As for the little boy whose plight kicked off this discussion, he was regaining strength and working to rebuild his immune system, according to a March 12, 2015, Facebook update. (Family representatives didn’t respond to requests for comment.) The Save Josh Facebook page now advocates for St. Jude’s funding and raises awareness of compassionate use and pediatric cancer.

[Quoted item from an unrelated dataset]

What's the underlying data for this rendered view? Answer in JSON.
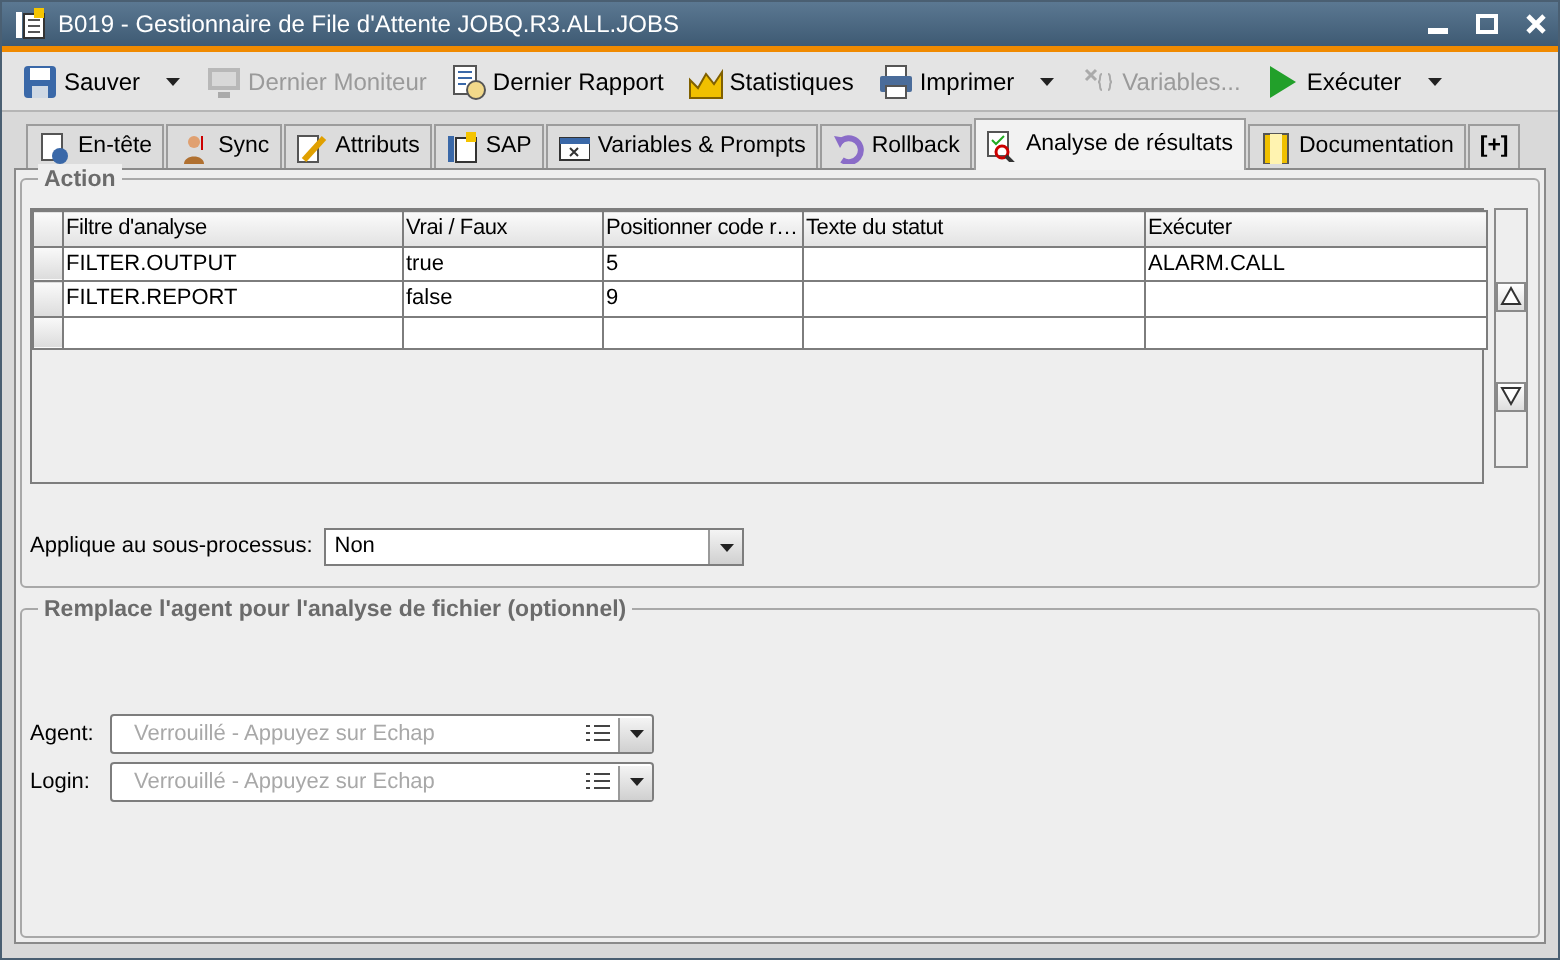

Brincidofovir is still moving down the path to potential FDA approval, Chimerix says. In August, the company said it had enrolled 200 people in the trial begun with Josh Hardy. It also said that preliminary results from the first 85 patients showed a mortality rate of less than 40 percent, compared to reported mortality rates for the infection that were as high as 80 percent.

And Moch? He’s not happy with leaving Chimerix, but that’s about it for regrets. He’s at peace with the decisions he made during those frantic few days in March 2014. “Over a year later,” he says, “I wouldn’t change a thing.” 

Katherine Hobson ’94 writes about science and medicine.